A new president and his team need to scan the horizon of the federal government in order to see where the problems are and where the opportunities are. An exercise like this might have saved the Obama Administration the embarrassment of the scandal at Veteran’s Affairs or prompted the George W. Bush Administration to see the signs of strain in the banking system and take action before the economic meltdown. Where operational problems exist and are identified early, private sector experience and benchmarking can yield big and important results. But this is an agency-by-agency exercise that often faces not just bureaucratic but congressional resistance. The more a White House delves into dysfunction the more you realize that sometimes powerful groups are making money off the dysfunction and they don’t want it fixed.

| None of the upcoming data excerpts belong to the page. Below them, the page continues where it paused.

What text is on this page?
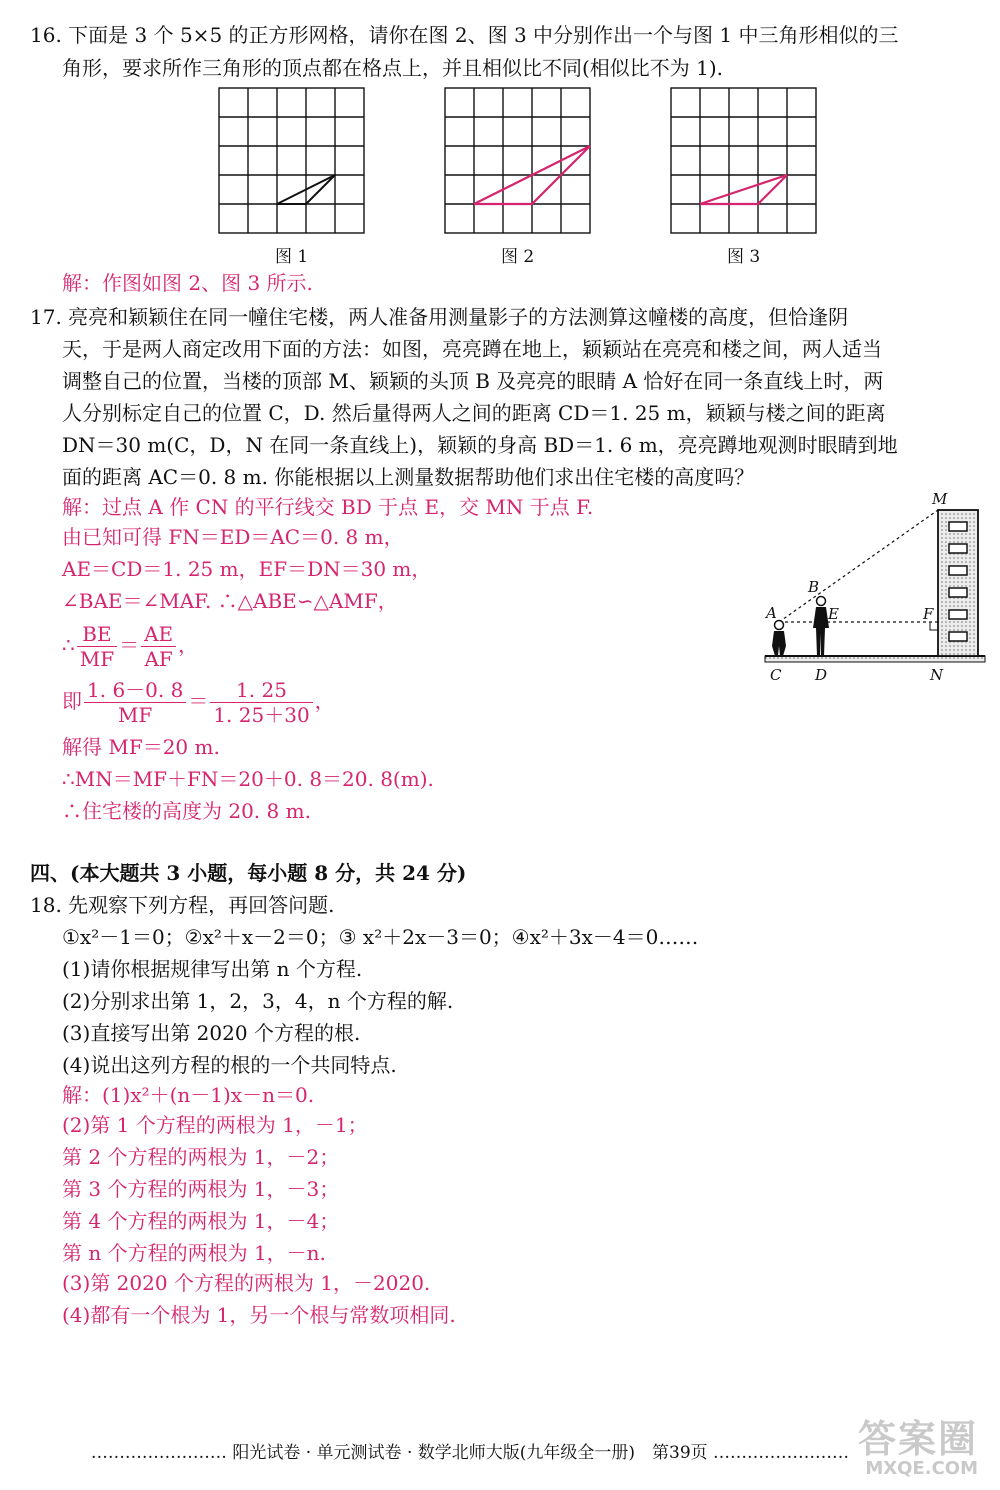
16. 下面是 3 个 5×5 的正方形网格，请你在图 2、图 3 中分别作出一个与图 1 中三角形相似的三
角形，要求所作三角形的顶点都在格点上，并且相似比不同(相似比不为 1).
图 1	图 2	图 3
解：作图如图 2、图 3 所示.
17. 亮亮和颖颖住在同一幢住宅楼，两人准备用测量影子的方法测算这幢楼的高度，但恰逢阴
天，于是两人商定改用下面的方法：如图，亮亮蹲在地上，颖颖站在亮亮和楼之间，两人适当
调整自己的位置，当楼的顶部 M、颖颖的头顶 B 及亮亮的眼睛 A 恰好在同一条直线上时，两
人分别标定自己的位置 C，D. 然后量得两人之间的距离 CD＝1. 25 m，颖颖与楼之间的距离
DN＝30 m(C，D，N 在同一条直线上)，颖颖的身高 BD＝1. 6 m，亮亮蹲地观测时眼睛到地
面的距离 AC＝0. 8 m. 你能根据以上测量数据帮助他们求出住宅楼的高度吗？
解：过点 A 作 CN 的平行线交 BD 于点 E，交 MN 于点 F.
由已知可得 FN＝ED＝AC＝0. 8 m，
AE＝CD＝1. 25 m，EF＝DN＝30 m，
∠BAE＝∠MAF. ∴△ABE∽△AMF，
∴ $\frac{BE}{MF} = \frac{AE}{AF}$ ，
即 $\frac{1. 6-0. 8}{MF} = \frac{1. 25}{1. 25+30}$ ，
解得 MF＝20 m.
∴MN＝MF＋FN＝20＋0. 8＝20. 8(m).
∴住宅楼的高度为 20. 8 m.
M
B
A	E	F
C D	N
四、(本大题共 3 小题，每小题 8 分，共 24 分)
18. 先观察下列方程，再回答问题.
①x²－1＝0；②x²＋x－2＝0；③ x²＋2x－3＝0；④x²＋3x－4＝0……
(1)请你根据规律写出第 n 个方程.
(2)分别求出第 1，2，3，4，n 个方程的解.
(3)直接写出第 2020 个方程的根.
(4)说出这列方程的根的一个共同特点.
解：(1)x²＋(n－1)x－n＝0.
(2)第 1 个方程的两根为 1，－1；
第 2 个方程的两根为 1，－2；
第 3 个方程的两根为 1，－3；
第 4 个方程的两根为 1，－4；
第 n 个方程的两根为 1，－n.
(3)第 2020 个方程的两根为 1，－2020.
(4)都有一个根为 1，另一个根与常数项相同.
…………………… 阳光试卷 · 单元测试卷 · 数学北师大版(九年级全一册)　第39页 …………………… 答案圈
MXQE.COM
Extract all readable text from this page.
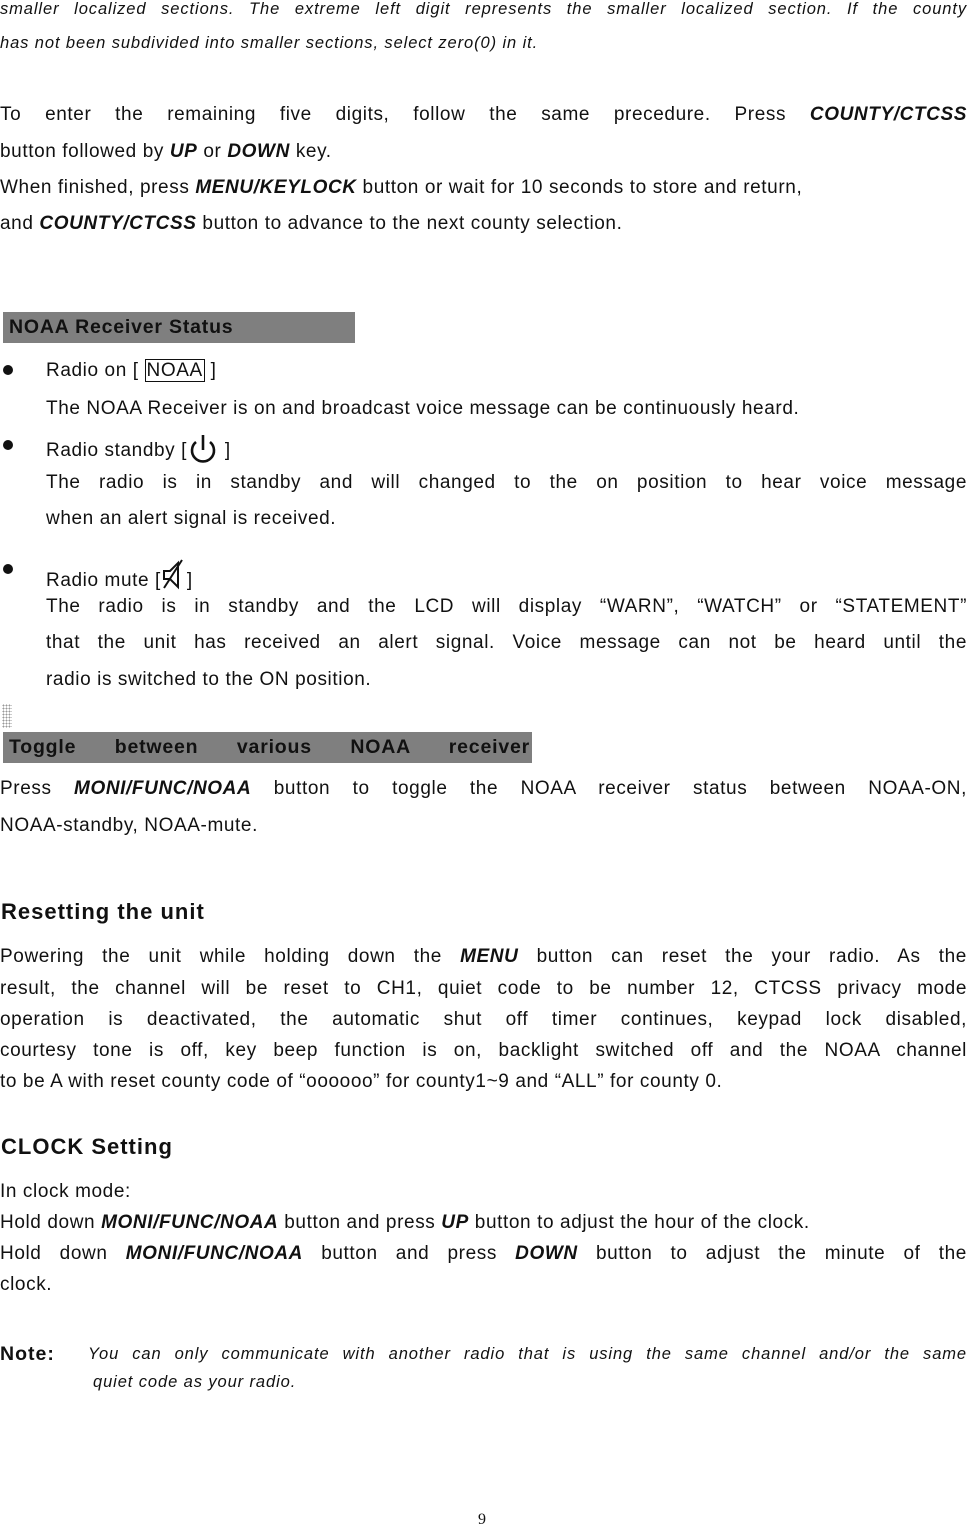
smaller localized sections. The extreme left digit represents the smaller localized section. If the county
has not been subdivided into smaller sections, select zero(0) in it.
To enter the remaining five digits, follow the same precedure. Press COUNTY/CTCSS
button followed by UP or DOWN key.
When finished, press MENU/KEYLOCK button or wait for 10 seconds to store and return,
and COUNTY/CTCSS button to advance to the next county selection.
NOAA Receiver Status
Radio on [ NOAA ]
The NOAA Receiver is on and broadcast voice message can be continuously heard.
Radio standby [ ]
The radio is in standby and will changed to the on position to hear voice message
when an alert signal is received.
Radio mute [ ]
The radio is in standby and the LCD will display “WARN”, “WATCH” or “STATEMENT”
that the unit has received an alert signal. Voice message can not be heard until the
radio is switched to the ON position.
Toggle between various NOAA receiver
Press MONI/FUNC/NOAA button to toggle the NOAA receiver status between NOAA-ON,
NOAA-standby, NOAA-mute.
Resetting the unit
Powering the unit while holding down the MENU button can reset the your radio. As the
result, the channel will be reset to CH1, quiet code to be number 12, CTCSS privacy mode
operation is deactivated, the automatic shut off timer continues, keypad lock disabled,
courtesy tone is off, key beep function is on, backlight switched off and the NOAA channel
to be A with reset county code of “oooooo” for county1~9 and “ALL” for county 0.
CLOCK Setting
In clock mode:
Hold down MONI/FUNC/NOAA button and press UP button to adjust the hour of the clock.
Hold down MONI/FUNC/NOAA button and press DOWN button to adjust the minute of the
clock.
Note: You can only communicate with another radio that is using the same channel and/or the same
quiet code as your radio.
9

The third category of government reform—asking what the government should and should not be doing—is by far and away the most difficult; but for a president and political party pledged to shrink the government it is the most important. For instance, should the federal government be involved in housing policy or is this a question best left to states and localities? Nothing is more damaging to the management of government than across-the-board spending cuts or across-the-board personnel cuts in the absence of an overall plan. In fact, in some areas saving taxpayer money might mean hiring more, not fewer, federal workers. For instance, fraud is a constant problem in the Medicare program and in the disability program but to uncover it means hiring more investigators—not fewer. In other areas, personnel shortages cause citizen outrage and economic loss such as when there are not enough air traffic controllers to keep the country moving. Shrinking everything equally means that the parts of the government that everyone values are made as dysfunctional as the parts of the government that we could do without, meaningfully scale back, or give back to states and localities.

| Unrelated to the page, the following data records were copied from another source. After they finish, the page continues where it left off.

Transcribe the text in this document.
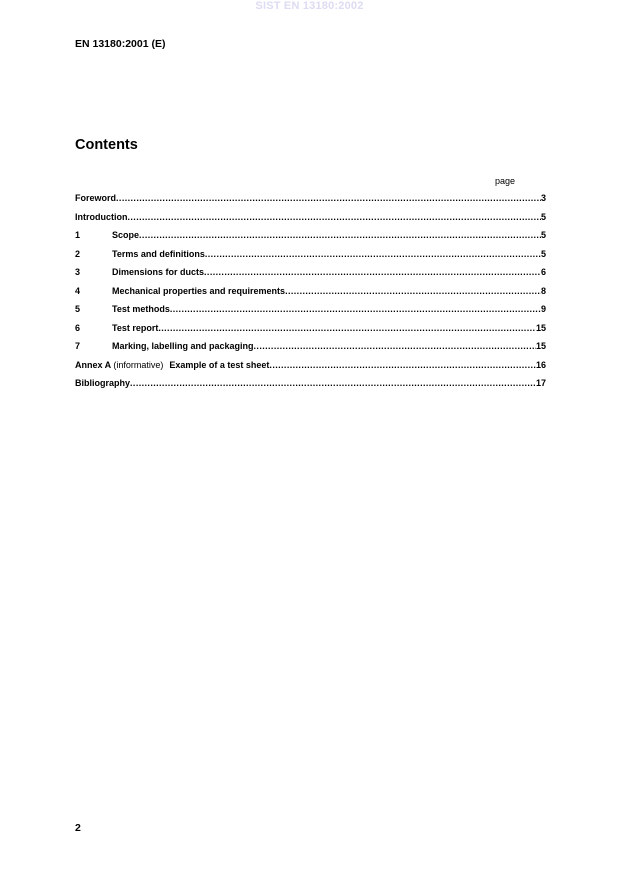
SIST EN 13180:2002
EN 13180:2001 (E)
Contents
page
Foreword .....	3
Introduction .....	5
1	Scope .....	5
2	Terms and definitions .....	5
3	Dimensions for ducts .....	6
4	Mechanical properties and requirements .....	8
5	Test methods .....	9
6	Test report .....	15
7	Marking, labelling and packaging .....	15
Annex A (informative) Example of a test sheet .....	16
Bibliography .....	17
2
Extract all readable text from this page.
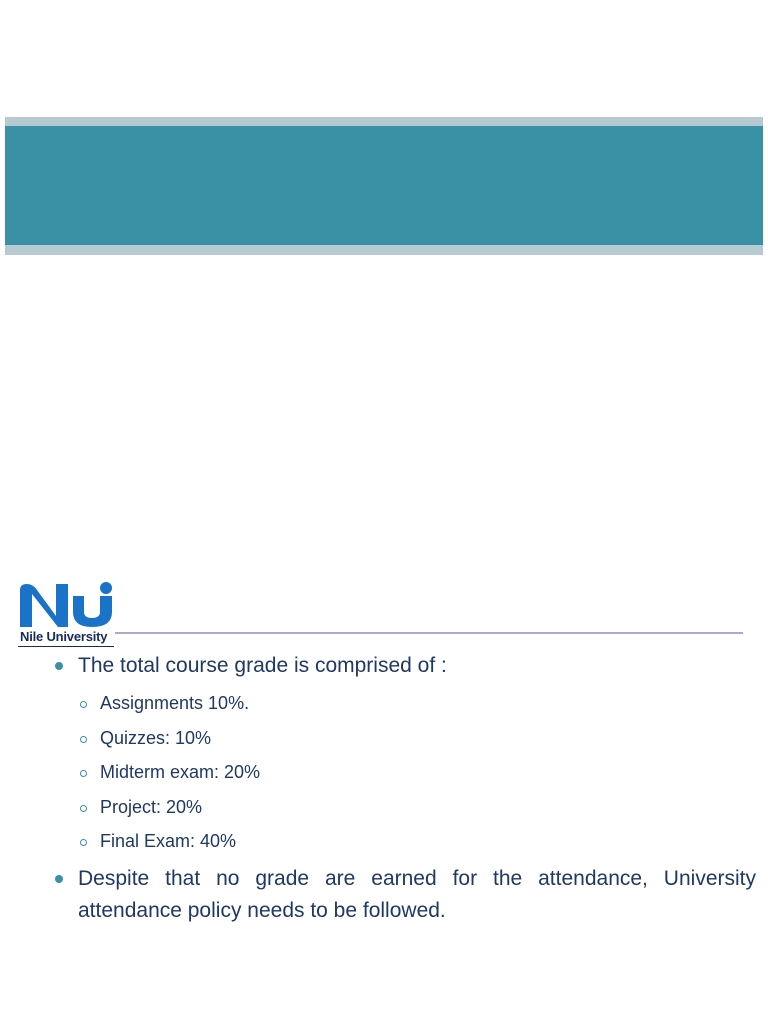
Nile University
The total course grade is comprised of :
Assignments 10%.
Quizzes: 10%
Midterm exam: 20%
Project: 20%
Final Exam: 40%
Despite that no grade are earned for the attendance, University attendance policy needs to be followed.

In 2016 the public delivered both the presidency and Congress to Republicans. For the foreseeable future, Republicans can’t blame the size of government on Democrats. Unless they start making the hard choices about what to cut and what not to cut, they face two equally unpalatable choices: 1) fail to make progress in the overall size of government or 2) create havoc and a lack of service in the parts of government everyone, regardless of political philosophy, wants and needs to work well.